6. "The Self-Stealer"
The writer "borrows" generously from his or her previous work, violating policies concerning the expectation of originality adopted by most academic institutions. [self-plagiarism]
Sources Cited (But Still Plagiarized)
1. "The Forgotten Footnote"
The writer mentions an author's name for a source, but neglects to include specific information on the location of the material referenced. This often masks other forms of plagiarism by obscuring source locations.
2. "The Misinformer"
The writer provides inaccurate information regarding the sources, making it impossible to find them.
3. "The Too-Perfect Paraphrase"
The writer properly cites a source, but neglects to put in quotation marks text that has been copied word-for-word, or close to it. Although attributing the basic ideas to the source, the writer is falsely claiming original presentation and interpretation of the information.

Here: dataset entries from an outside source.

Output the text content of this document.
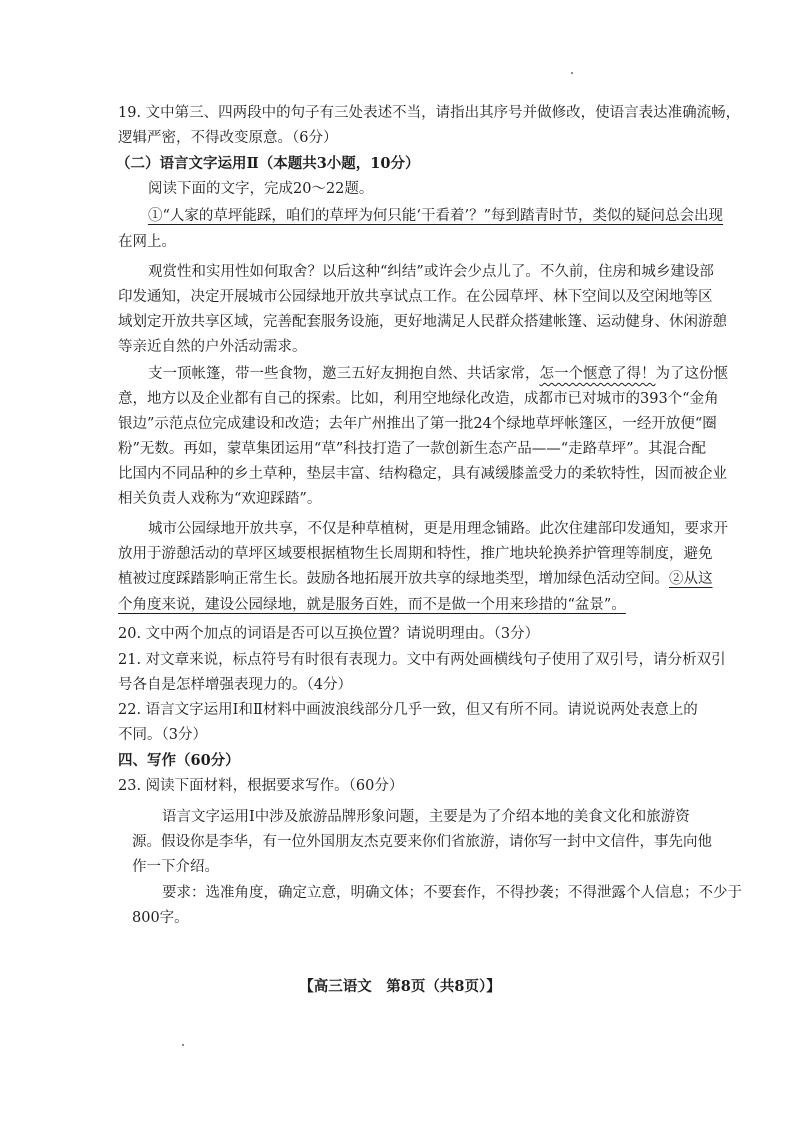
19. 文中第三、四两段中的句子有三处表述不当，请指出其序号并做修改，使语言表达准确流畅，
逻辑严密，不得改变原意。（6分）
（二）语言文字运用Ⅱ（本题共3小题，10分）
阅读下面的文字，完成20～22题。
①“人家的草坪能踩，咱们的草坪为何只能‘干看着’？”每到踏青时节，类似的疑问总会出现
在网上。
观赏性和实用性如何取舍？以后这种“纠结”或许会少点儿了。不久前，住房和城乡建设部
印发通知，决定开展城市公园绿地开放共享试点工作。在公园草坪、林下空间以及空闲地等区
域划定开放共享区域，完善配套服务设施，更好地满足人民群众搭建帐篷、运动健身、休闲游憩
等亲近自然的户外活动需求。
支一顶帐篷，带一些食物，邀三五好友拥抱自然、共话家常，怎一个惬意了得！为了这份惬
意，地方以及企业都有自己的探索。比如，利用空地绿化改造，成都市已对城市的393个“金角
银边”示范点位完成建设和改造；去年广州推出了第一批24个绿地草坪帐篷区，一经开放便“圈
粉”无数。再如，蒙草集团运用“草”科技打造了一款创新生态产品——“走路草坪”。其混合配
比国内不同品种的乡土草种，垫层丰富、结构稳定，具有减缓膝盖受力的柔软特性，因而被企业
相关负责人戏称为“欢迎踩踏”。
城市公园绿地开放共享，不仅是种草植树，更是用理念铺路。此次住建部印发通知，要求开
放用于游憩活动的草坪区域要根据植物生长周期和特性，推广地块轮换养护管理等制度，避免
植被过度踩踏影响正常生长。鼓励各地拓展开放共享的绿地类型，增加绿色活动空间。②从这
个角度来说，建设公园绿地，就是服务百姓，而不是做一个用来珍措的“盆景”。
20. 文中两个加点的词语是否可以互换位置？请说明理由。（3分）
21. 对文章来说，标点符号有时很有表现力。文中有两处画横线句子使用了双引号，请分析双引
号各自是怎样增强表现力的。（4分）
22. 语言文字运用Ⅰ和Ⅱ材料中画波浪线部分几乎一致，但又有所不同。请说说两处表意上的
不同。（3分）
四、写作（60分）
23. 阅读下面材料，根据要求写作。（60分）
语言文字运用Ⅰ中涉及旅游品牌形象问题，主要是为了介绍本地的美食文化和旅游资
源。假设你是李华，有一位外国朋友杰克要来你们省旅游，请你写一封中文信件，事先向他
作一下介绍。
要求：选准角度，确定立意，明确文体；不要套作，不得抄袭；不得泄露个人信息；不少于
800字。
【高三语文　第8页（共8页）】
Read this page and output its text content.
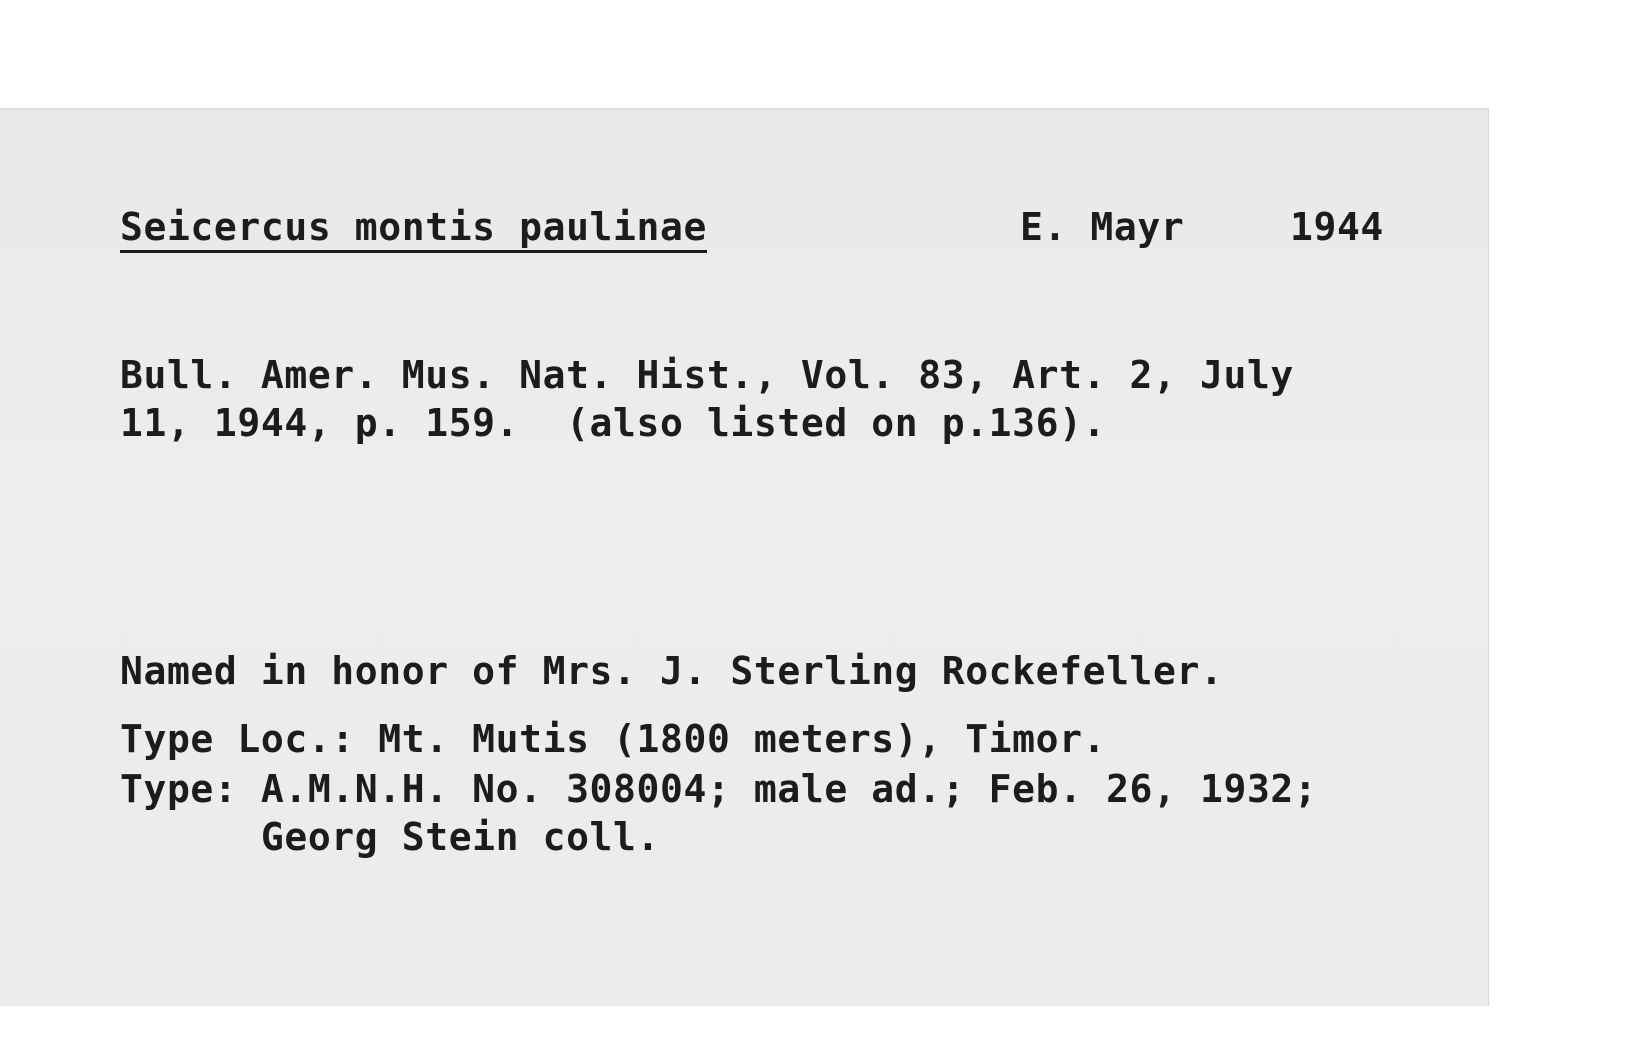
Seicercus montis paulinae	E. Mayr	1944
Bull. Amer. Mus. Nat. Hist., Vol. 83, Art. 2, July
11, 1944, p. 159.  (also listed on p.136).
Named in honor of Mrs. J. Sterling Rockefeller.
Type Loc.: Mt. Mutis (1800 meters), Timor.
Type: A.M.N.H. No. 308004; male ad.; Feb. 26, 1932;
Georg Stein coll.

4. "The Resourceful Citer"
The writer properly cites all sources, paraphrasing and using quotations appropriately. The catch? The paper contains almost no original work! It is sometimes difficult to spot this form of plagiarism because it looks like any other well-researched document.
5. "The Perfect Crime"
Well, we all know it doesn't exist. In this case, the writer properly quotes and cites sources in some places, but goes on to paraphrase other arguments from those sources without citation. This way, the writer tries to pass off the paraphrased material as his or her own analysis of the cited material.
**Of the "misinformer," [ 2. "The Misinformer"
The writer provides inaccurate information regarding the sources, making it impossible to find them. ]
one notes there is a different, but related, problem wherein the writer cites a nonexistent source. For example, Mark Lemley, in "his transistor only for hearing aid" argument, cited a nonexistent article in the 1947 New York Times to back up his argument. [See 8 JMRIPL 80 (2008) for a discussion]. Separately, note an article
in the American Chemical Society journal, Energy & Fuels. See Intersection of Science and Law:
In my own experience, I came across one episode which illustrated the inability of the scientific community to deal with each side of the coin. In a paper by D. L. Wertz and M. Bissell, Energy & Fuels, 1994, 8, 613-617 on the diffraction of the graphene layer ["(002)"] peak in bituminous coals, the authors stated that the diffraction peak was "far too intense to be caused by amorphous scattering and far
too broad to be caused by conventional diffraction." The authors cited three papers to justify this assertion. Of three papers relied upon to prove the statement, which was the key assumption in the paper, one was non-existent, one was irrelevant and one supported a contrary position.